Don Chisum emailed with two particular patent cases on point from his treatise. Mississippi Chem. Corp. v. Swift Agricultural Chem. Corp., 717 F.2d 1374 (Fed. Cir. 1983) and Stevenson v. Sears, Roebuck & Co., 713 F.2d 705 (Fed. Cir. 1983). In Mississippi Chem, the Federal Circuit held that prior inconsistent judgments serve as a “red flag warning” for the court to more carefully consider whether the patentee had a full and fair opportunity to litigate the issue in the case that resulted a finding of invalidity. The idea of this red-flag warning comes from a pre-Federal Circuit decision by the Fifth Circuit. Blumcraft of Pittsburgh v. Kawneer Co., 482 F.2d 542 (5th Cir.1973). In Blumcraft, the court wrote (in dicta) that “under our ruling today it would be technically possible to apply collateral estoppel where a prior finding of invalidity was preceded by several rather than by just one finding of validity.”
In such instances there would be a red flag warning a court to apply the full and fair criteria very carefully to determine if the court finding the patent invalid had adequately comprehended and applied the appropriate substantive standards.

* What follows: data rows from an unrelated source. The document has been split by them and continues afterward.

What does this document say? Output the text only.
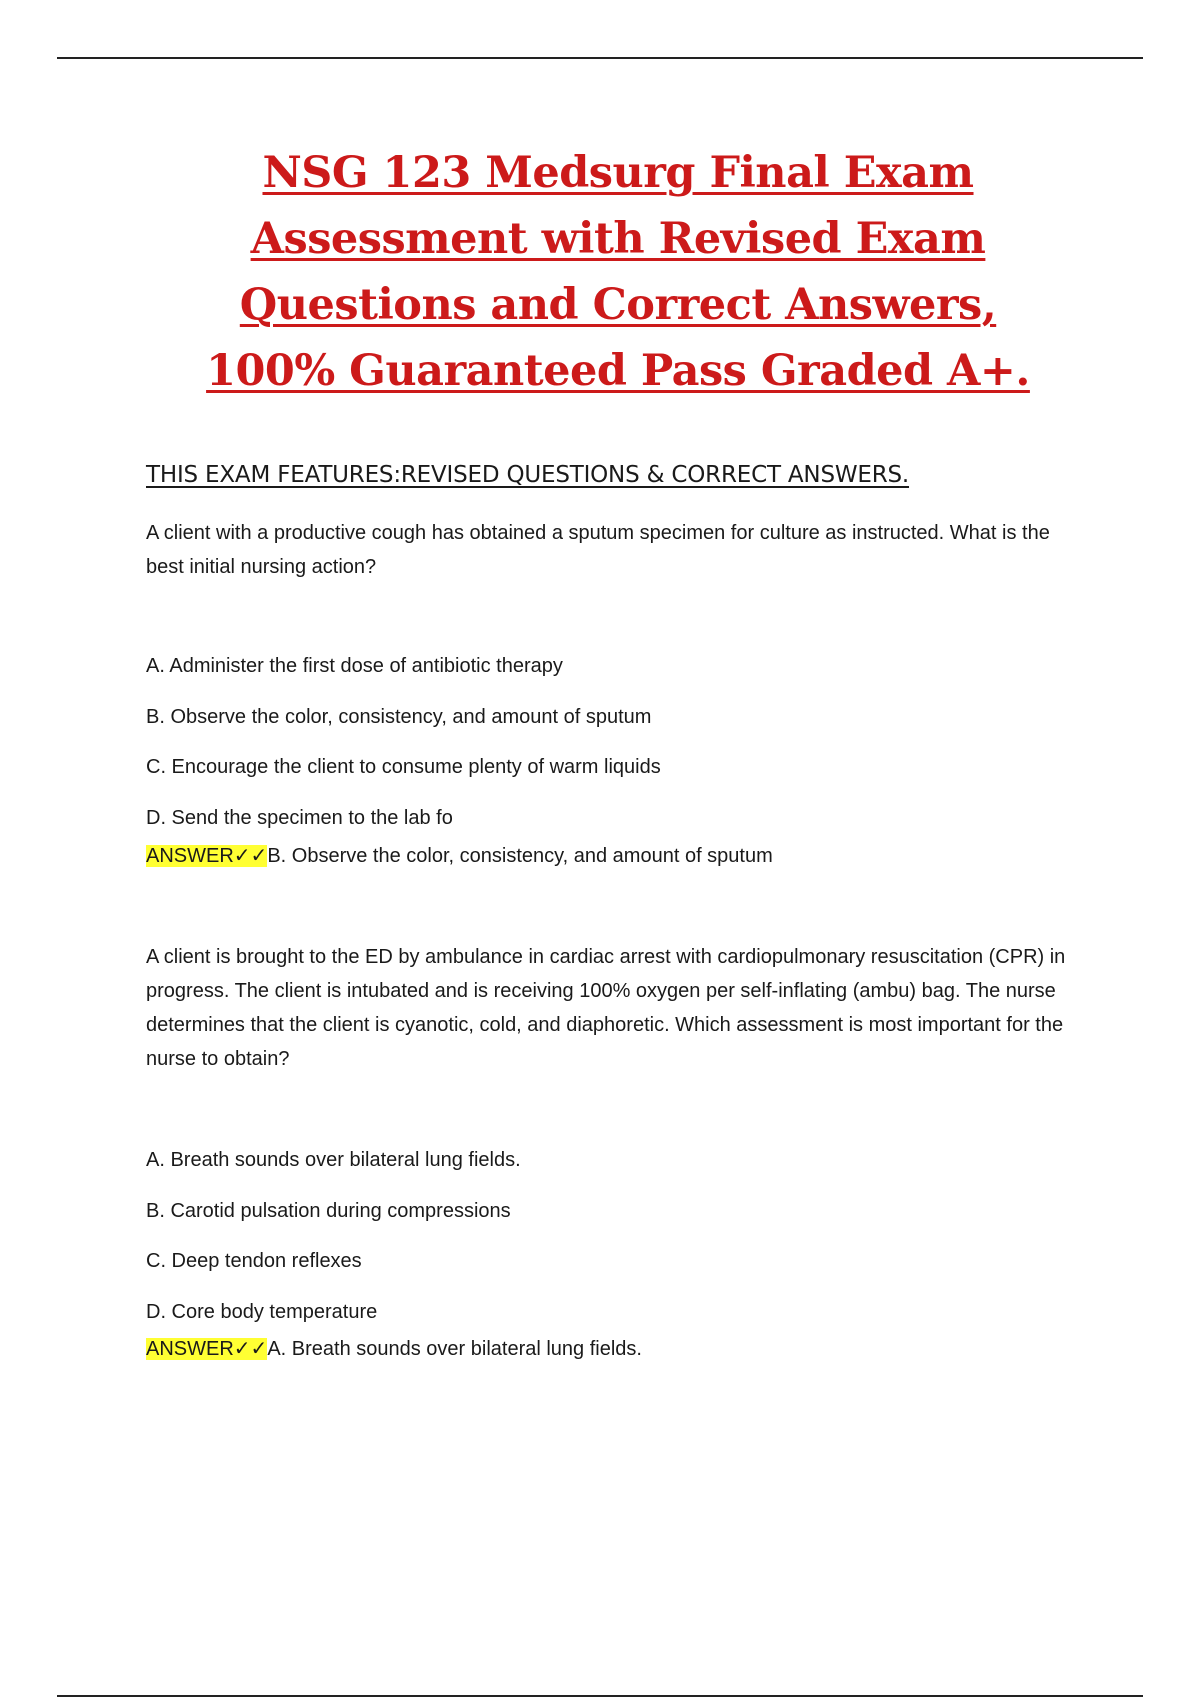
NSG 123 Medsurg Final Exam
Assessment with Revised Exam
Questions and Correct Answers,
100% Guaranteed Pass Graded A+.
THIS EXAM FEATURES:REVISED QUESTIONS & CORRECT ANSWERS.

A client with a productive cough has obtained a sputum specimen for culture as instructed. What is the best initial nursing action?

A. Administer the first dose of antibiotic therapy

B. Observe the color, consistency, and amount of sputum

C. Encourage the client to consume plenty of warm liquids

D. Send the specimen to the lab fo

ANSWER✓✓B. Observe the color, consistency, and amount of sputum

A client is brought to the ED by ambulance in cardiac arrest with cardiopulmonary resuscitation (CPR) in progress. The client is intubated and is receiving 100% oxygen per self-inflating (ambu) bag. The nurse determines that the client is cyanotic, cold, and diaphoretic. Which assessment is most important for the nurse to obtain?

A. Breath sounds over bilateral lung fields.

B. Carotid pulsation during compressions

C. Deep tendon reflexes

D. Core body temperature

ANSWER✓✓A. Breath sounds over bilateral lung fields.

In Blumcraft, the court described the Blonder-Tongue ruling as follows: “Blonder-Tongue did not throw merely a jab at the multiplicity of patent litigation; rather, it intended a knockout blow through the doctrine of collateral estoppel so that any time a patent was found invalid in a fair fight with a knowledgeable referee, the courts could count ten and the patent holder could no longer maintain that he was champion.” As it did in Mississippi Chem., the Federal Circuit followed this same approach in Stevenson.